|Jewish men sitting on the ground at the "Wailing Wall" (circa|
1935). From the Library of Congress collection.
A version of this article appeared in the Jerusalem Post Magazine, July 27, 2012
The ninth day of the Hebrew month of Av -- Tisha B'Av -- is the day in the Hebrew calendar when great calamities befell the Jewish people, including the destruction of both Temples in Jerusalem, the fall of the fortress Beitar in the Jewish rebellion against Rome in 136 CE, and the expulsion of Jews from Spain in 1492. The day is commemorated with fasting, prayers and the reading of Lamentations. In Jerusalem, thousands pray at the Kotel, the Western Wall.

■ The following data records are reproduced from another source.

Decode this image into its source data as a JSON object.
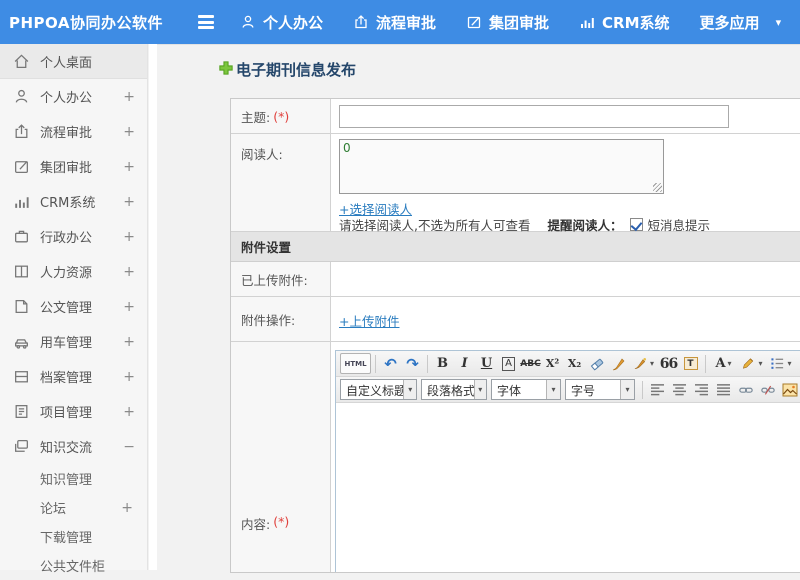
{
  "topbar": {
    "logo": "PHPOA协同办公软件",
    "menu": [
      {
        "label": "个人办公"
      },
      {
        "label": "流程审批"
      },
      {
        "label": "集团审批"
      },
      {
        "label": "CRM系统"
      }
    ],
    "more_label": "更多应用",
    "caret": "▾"
  },
  "sidebar": {
    "items": [
      {
        "label": "个人桌面",
        "expand": ""
      },
      {
        "label": "个人办公",
        "expand": "+"
      },
      {
        "label": "流程审批",
        "expand": "+"
      },
      {
        "label": "集团审批",
        "expand": "+"
      },
      {
        "label": "CRM系统",
        "expand": "+"
      },
      {
        "label": "行政办公",
        "expand": "+"
      },
      {
        "label": "人力资源",
        "expand": "+"
      },
      {
        "label": "公文管理",
        "expand": "+"
      },
      {
        "label": "用车管理",
        "expand": "+"
      },
      {
        "label": "档案管理",
        "expand": "+"
      },
      {
        "label": "项目管理",
        "expand": "+"
      },
      {
        "label": "知识交流",
        "expand": "−"
      }
    ],
    "subitems": [
      {
        "label": "知识管理",
        "expand": ""
      },
      {
        "label": "论坛",
        "expand": "+"
      },
      {
        "label": "下载管理",
        "expand": ""
      },
      {
        "label": "公共文件柜",
        "expand": ""
      }
    ]
  },
  "page": {
    "title": "电子期刊信息发布"
  },
  "form": {
    "subject_label": "主题:",
    "required_mark": "(*)",
    "subject_value": "",
    "readers_label": "阅读人:",
    "readers_value": "0",
    "select_readers_link": "+选择阅读人",
    "readers_note": "请选择阅读人,不选为所有人可查看",
    "remind_label": "提醒阅读人：",
    "sms_label": "短消息提示",
    "attachment_section": "附件设置",
    "uploaded_label": "已上传附件:",
    "action_label": "附件操作:",
    "upload_link": "+上传附件",
    "content_label": "内容:"
  },
  "editor": {
    "html_label": "HTML",
    "undo": "↶",
    "redo": "↷",
    "bold": "B",
    "italic": "I",
    "underline": "U",
    "font_box": "A",
    "strike": "ABC",
    "superscript": "X²",
    "subscript": "X₂",
    "quote": "66",
    "paste_t": "T",
    "font_color": "A",
    "selects": [
      "自定义标题",
      "段落格式",
      "字体",
      "字号"
    ]
  },
  "colors": {
    "topbar_blue": "#3e8ce4",
    "link_blue": "#2a7cbf",
    "required_red": "#e0403c",
    "title_navy": "#25476b",
    "section_gray": "#e4e4e4"
  }
}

The American Colony photographers frequently focused their cameras on the worshipers at the "Wailing Place of the Jews." The Colony founders who came to Jerusalem in 1881 were devout Christians who saw the return of the Jews to the Holy Land as a sign of messianic times.

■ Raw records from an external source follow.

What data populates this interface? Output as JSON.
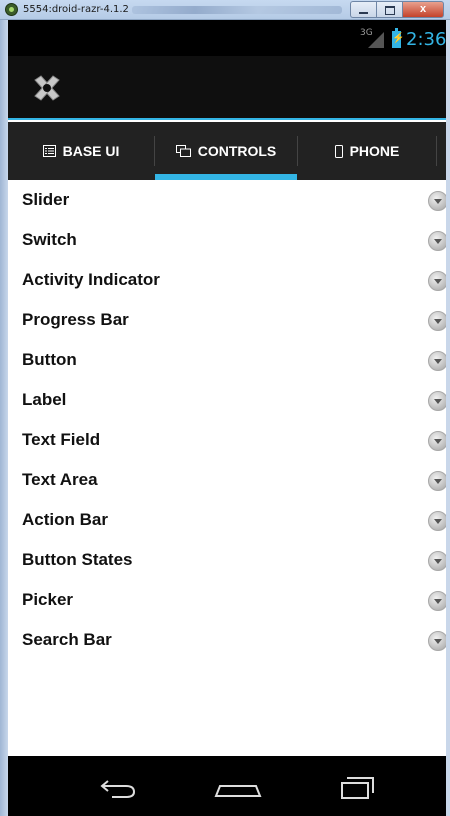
{
  "window": {
    "title": "5554:droid-razr-4.1.2",
    "close_label": "x"
  },
  "status_bar": {
    "network": "3G",
    "time": "2:36"
  },
  "tabs": [
    {
      "label": "BASE UI",
      "icon": "list-icon"
    },
    {
      "label": "CONTROLS",
      "icon": "controls-icon",
      "selected": true
    },
    {
      "label": "PHONE",
      "icon": "phone-icon"
    }
  ],
  "list": {
    "items": [
      {
        "label": "Slider"
      },
      {
        "label": "Switch"
      },
      {
        "label": "Activity Indicator"
      },
      {
        "label": "Progress Bar"
      },
      {
        "label": "Button"
      },
      {
        "label": "Label"
      },
      {
        "label": "Text Field"
      },
      {
        "label": "Text Area"
      },
      {
        "label": "Action Bar"
      },
      {
        "label": "Button States"
      },
      {
        "label": "Picker"
      },
      {
        "label": "Search Bar"
      }
    ]
  },
  "nav_bar": {
    "icons": [
      "back-icon",
      "home-icon",
      "recent-apps-icon"
    ]
  },
  "colors": {
    "accent": "#33b5e5",
    "action_bar": "#0f0f0f",
    "tab_bar": "#222222"
  }
}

Of the dozens of pictures at the Kotel there are several of elderly men and women sitting on the ground or on low stools, customs of mourning practiced on Tisha B'Av.
|"A Jewish beggar reading at the Wailing Wall" (circa 1920). |
Note others sitting on the ground. The day is almost
certainly Tisha B'Av and he is probably reading the
book of Lamentations.
|Jews straining to see the Western Wall (circa 1929)|
Other pictures presented here show the very narrow and confined area of the Kotel over the ages until Israel's army captured the Old City in 1967 and enlarged the Kotel plaza.

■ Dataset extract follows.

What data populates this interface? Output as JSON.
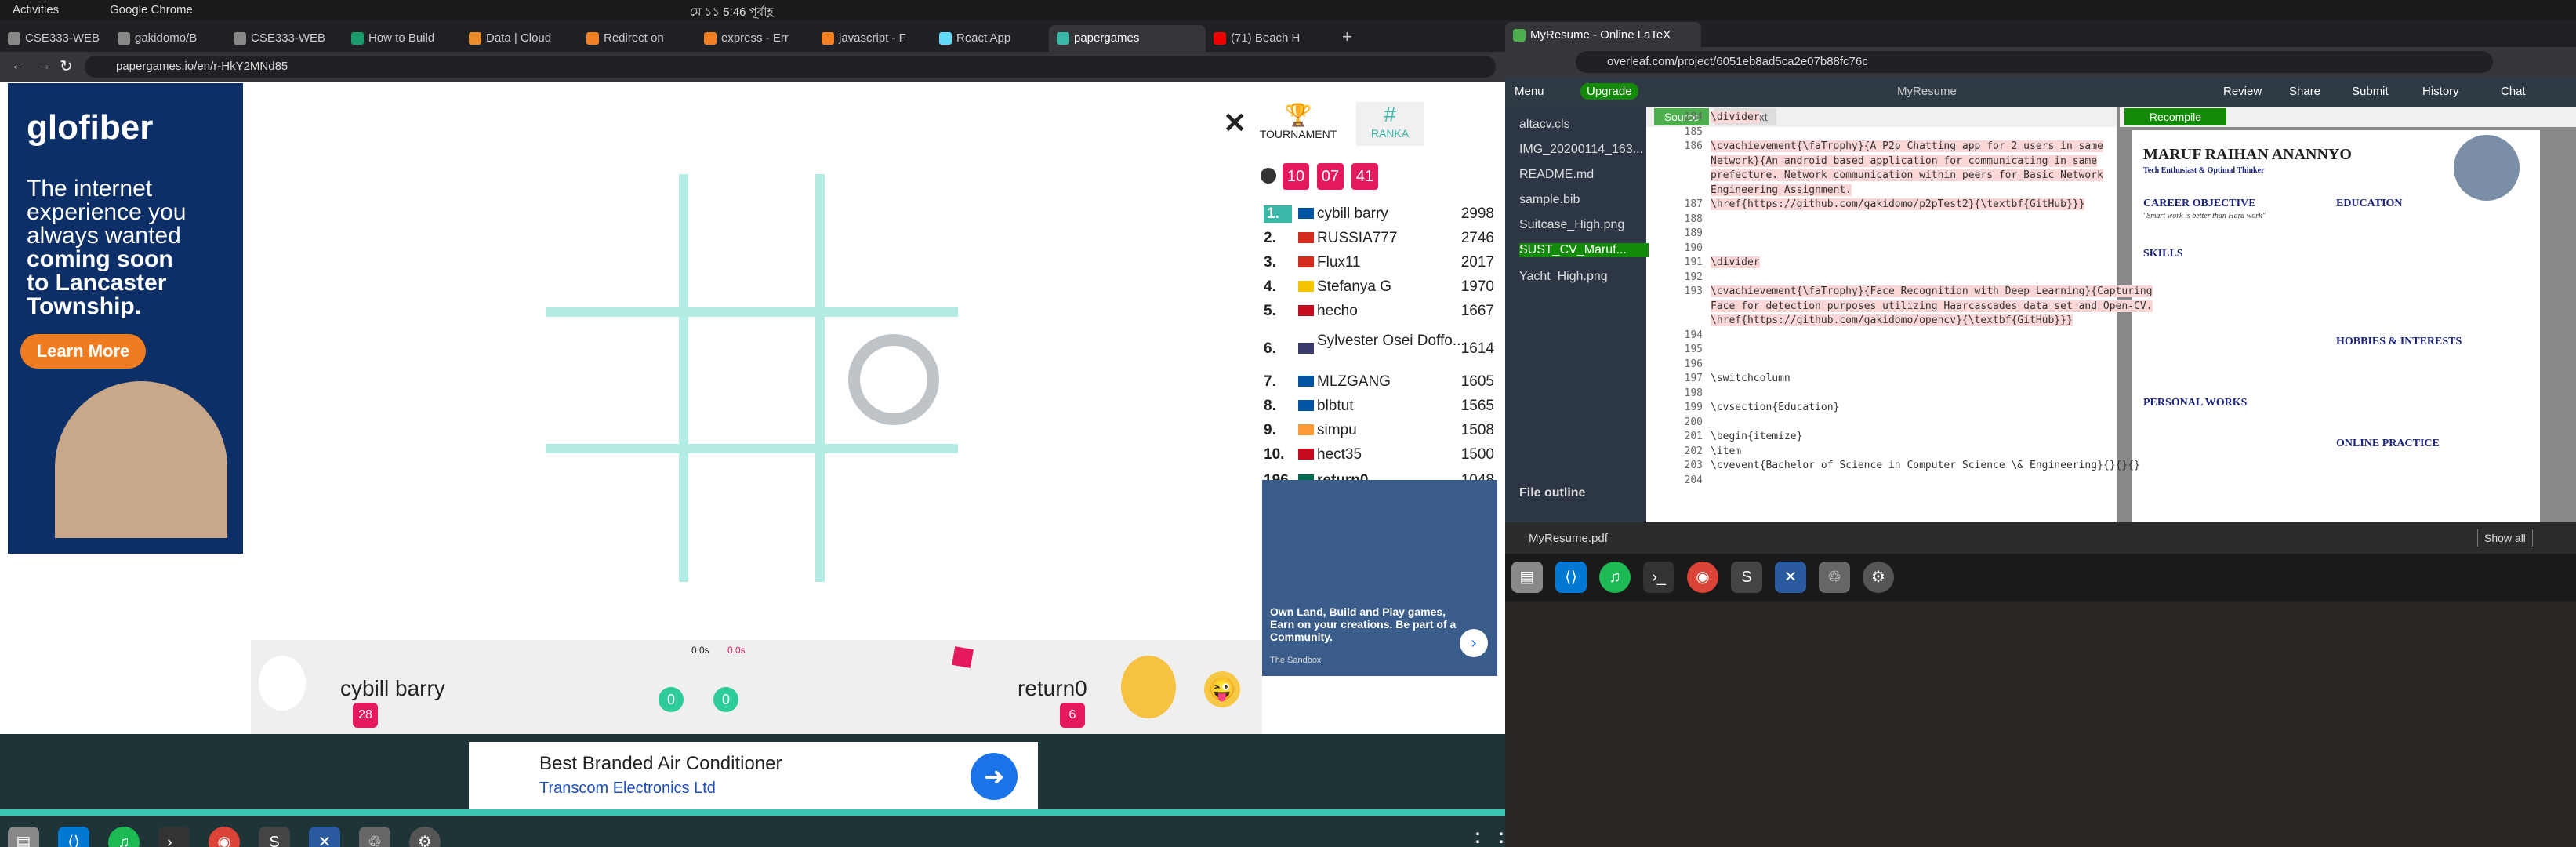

A story is told of Napoleon passing a synagogue and hearing congregants inside mourning. To his question who they are mourning, he was told they were weeping over the destruction of the Jewish Temple 1,800 years earlier. Napoleon responded, according to the legend, "If the Jews are still crying after so many hundreds of years, then I am certain the Temple will one day be rebuilt."